If input does not equal x OR x OR x OR x, you get the point. [C++]

Question

I'm having some trouble with a small number generator thingy. Everything works the way it should, yet I'm just fixing errors. I'm extremely new to coding, started barely 2 weeks ago, so please excuse my lack of knowledge.

Here's my code:

cout << "\n\nPlease enter a number for one of the following:" << endl;

cout << "1: Completely random number generator (no specified limit)" << endl;

cout << "2: Number generated from x to x, you decide" << endl;

cout << "3: Number generated from 1 to 100" << endl;

cout << "4: Number generated from 1 to 10" << endl;

cout << "5: Random number generated with decimal\n\n" << endl;

int menuSelection;

cin >> menuSelection;
system("cls");

if (menuSelection != 1||2||3||4||5 ) // my problem lies here
{
    cout << "Please enter a valid selection from 1 to 5!" << endl;
    goto mainMenu;
}

Basically, I want my program to not screw up and crash when someone cheeky enters something that is not an integer, and to output that error.

Answer 1

Instead of

if (menuSelection != 1||2||3||4||5 )

it is simpler to write

if (menuSelection <  1 || menuSelection > 5 )

As for this expression

menuSelection != 1||2||3||4||5

then there is used the so-called equality operator != and the logical OR operator ||

The last has a lower priority compared with the priority of the equality operator.So the expression looks like

( menuSelection != 1 )||2||3||4||5

The subexpression in the parentheses yields boolean true or false. Then its result is used in the subexpression with the operator || and operand 2. A non-zero integer is implicitly converted to boolean true

So in fact you have

( menuSelection != 1 )|| true || true || true ||true

that independing of the comparison menuSelection != 1 will always yield true

The more correct expression will look like

menuSelection != 1 || menuSelection != 2 || menuSelection != 3 || menuSelection != 4 || menuSelection != 5

But even this expression is wrong in the context of your program. You have to use logical AND operator && instead of the logacal OR operator ||.

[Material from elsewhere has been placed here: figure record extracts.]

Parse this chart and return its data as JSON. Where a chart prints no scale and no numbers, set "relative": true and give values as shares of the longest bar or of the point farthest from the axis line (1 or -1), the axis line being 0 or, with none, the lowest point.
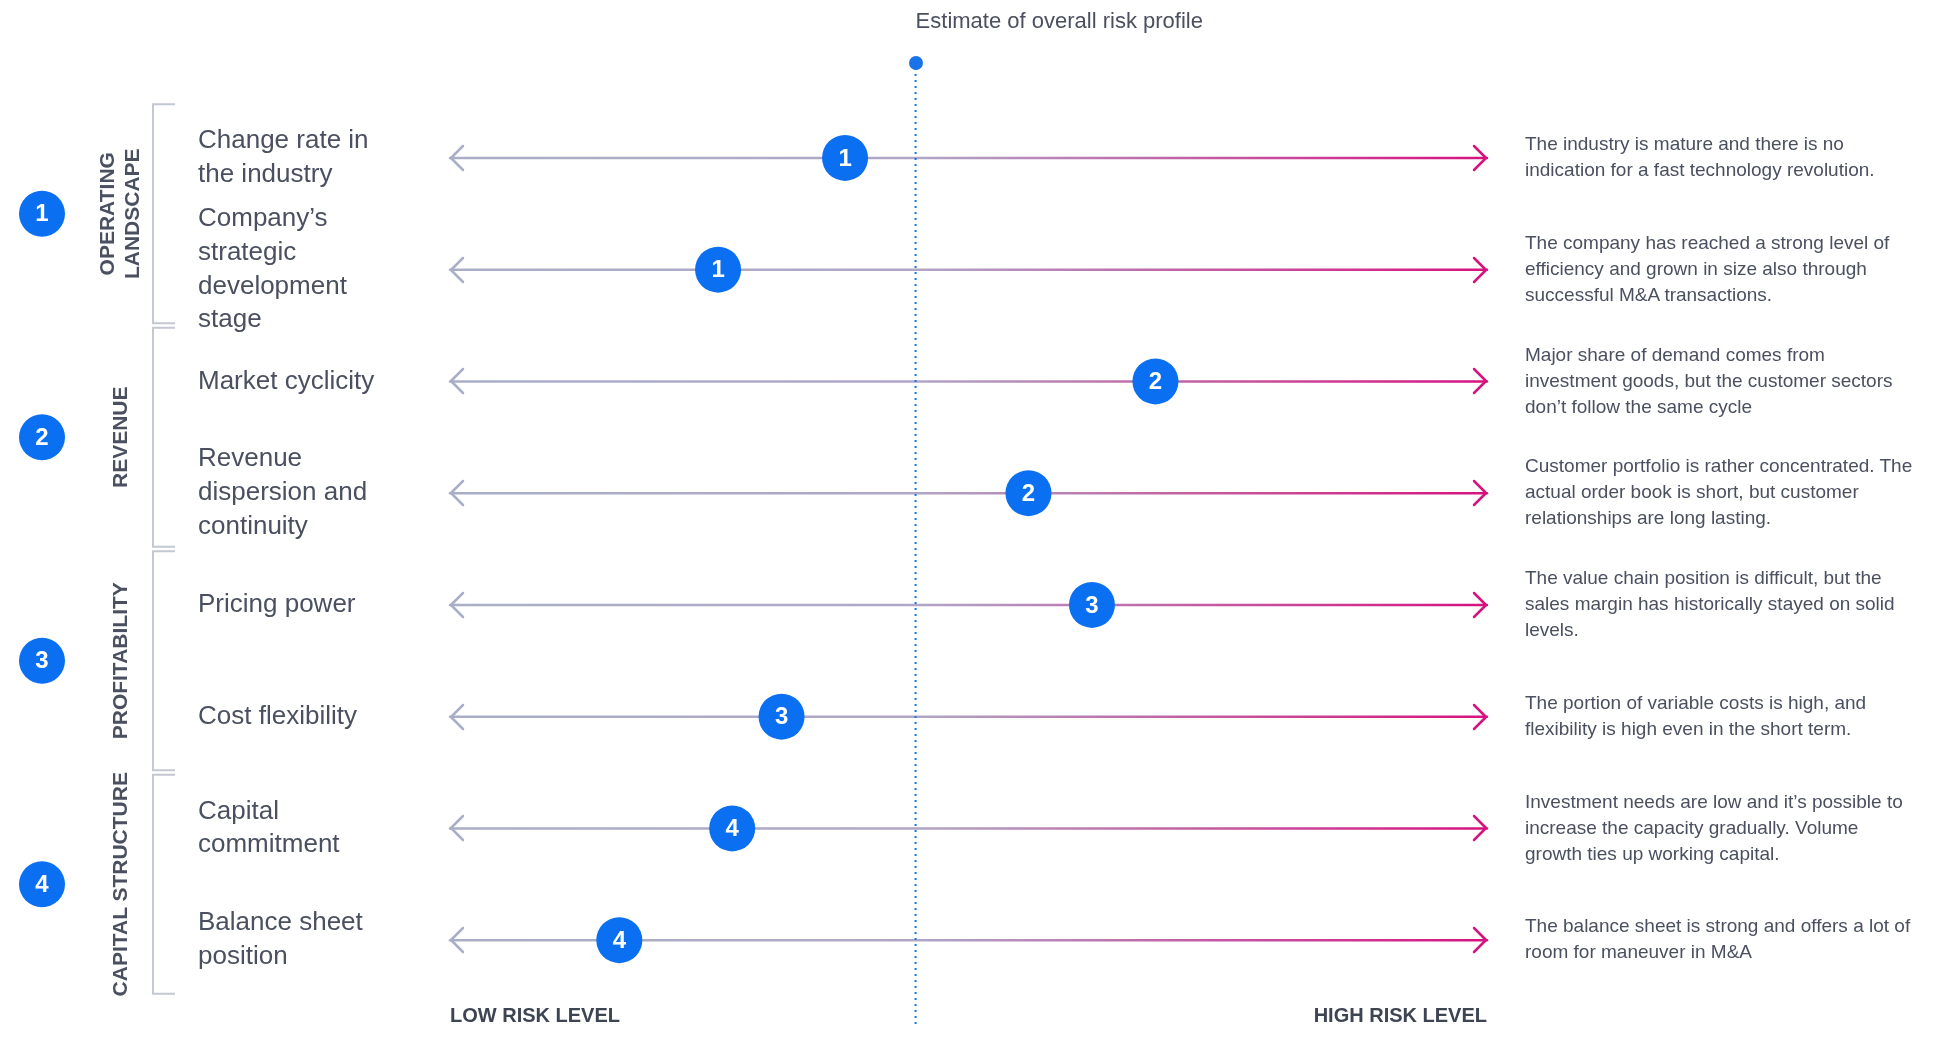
{
  "chart_data": {
    "type": "scatter",
    "orientation": "horizontal",
    "relative": true,
    "categories": [
      "Change rate in the industry",
      "Company’s strategic development stage",
      "Market cyclicity",
      "Revenue dispersion and continuity",
      "Pricing power",
      "Cost flexibility",
      "Capital commitment",
      "Balance sheet position"
    ],
    "series": [
      {
        "name": "OPERATING LANDSCAPE",
        "color": "#0b6ff2",
        "values": [
          0.56,
          0.38,
          null,
          null,
          null,
          null,
          null,
          null
        ]
      },
      {
        "name": "REVENUE",
        "color": "#0b6ff2",
        "values": [
          null,
          null,
          1,
          0.82,
          null,
          null,
          null,
          null
        ]
      },
      {
        "name": "PROFITABILITY",
        "color": "#0b6ff2",
        "values": [
          null,
          null,
          null,
          null,
          0.91,
          0.47,
          null,
          null
        ]
      },
      {
        "name": "CAPITAL STRUCTURE",
        "color": "#0b6ff2",
        "values": [
          null,
          null,
          null,
          null,
          null,
          null,
          0.4,
          0.24
        ]
      }
    ],
    "ref_lines": [
      {
        "axis": "x",
        "value": 0.66,
        "label": "Estimate of overall risk profile",
        "color": "#1a73e8",
        "line_style": "dotted"
      }
    ],
    "annotations": [
      "The industry is mature and there is no indication for a fast technology revolution.",
      "The company has reached a strong level of efficiency and grown in size also through successful M&A transactions.",
      "Major share of demand comes from investment goods, but the customer sectors don’t follow the same cycle",
      "Customer portfolio is rather concentrated. The actual order book is short, but customer relationships are long lasting.",
      "The value chain position is difficult, but the sales margin has historically stayed on solid levels.",
      "The portion of variable costs is high, and flexibility is high even in the short term.",
      "Investment needs are low and it’s possible to increase the capacity gradually. Volume growth ties up working capital.",
      "The balance sheet is strong and offers a lot of room for maneuver in M&A",
      "LOW RISK LEVEL",
      "HIGH RISK LEVEL",
      {
        "text": "1",
        "x": 0.56,
        "y": "Change rate in the industry"
      },
      {
        "text": "1",
        "x": 0.38,
        "y": "Company’s strategic development stage"
      },
      {
        "text": "2",
        "x": 1,
        "y": "Market cyclicity"
      },
      {
        "text": "2",
        "x": 0.82,
        "y": "Revenue dispersion and continuity"
      },
      {
        "text": "3",
        "x": 0.91,
        "y": "Pricing power"
      },
      {
        "text": "3",
        "x": 0.47,
        "y": "Cost flexibility"
      },
      {
        "text": "4",
        "x": 0.4,
        "y": "Capital commitment"
      },
      {
        "text": "4",
        "x": 0.24,
        "y": "Balance sheet position"
      }
    ],
    "grid": "y",
    "legend": "left",
    "marker": "circle"
  }
}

menuSelection != 1 && menuSelection != 2 && menuSelection != 3 && menuSelection != 4 && menuSelection != 5

Answer 2

Actually, the condition which you want to implement is the following:

if (menuSelection != 1 && menuSelection != 2 && menuSelection != 3 && menuSelection != 4 && menuSelection != 5) // my problem lies here
{
    cout << "Please enter a valid selection from 1 to 5!" << endl;
    goto mainMenu;
}

However, it is not convenient. Since menuSelection is an integer, you can simply compare it:

if (menuSelection < 1 || menuSelection > 5) {
    cout << "Please enter a valid selection from 1 to 5!" << endl;
    goto mainMenu;
}

As the final word, I want to say: goto? Please, don't. That's not how you implement good C++ applications.

You can easily replace it with something like this:

cout << "\n\nPlease enter a number for one of the following:" << endl;
cout << "1: Completely random number generator (no specified limit)" << endl;
cout << "2: Number generated from x to x, you decide" << endl;
cout << "3: Number generated from 1 to 100" << endl;
cout << "4: Number generated from 1 to 10" << endl;
cout << "5: Random number generated with decimal\n\n" << endl;

int menuSelection;
cin >> menuSelection;

while (menuSelection < 1 || menuSelection > 5)
{
    cout << "Please enter a valid selection from 1 to 5!" << endl;
    cin >> menuSelection;
}

// Here, menuSelection is definitely between 1 and 5 inclusively

You can read a lot of information on this topic. For example, at StackOverflow:
'Goto' is this bad?

Answer 3

I solved my initial problem by changing menuSelection to a string. Again, I apologize for my lack of knowledge, I'm trying my best. Thanks everyone for their kind input.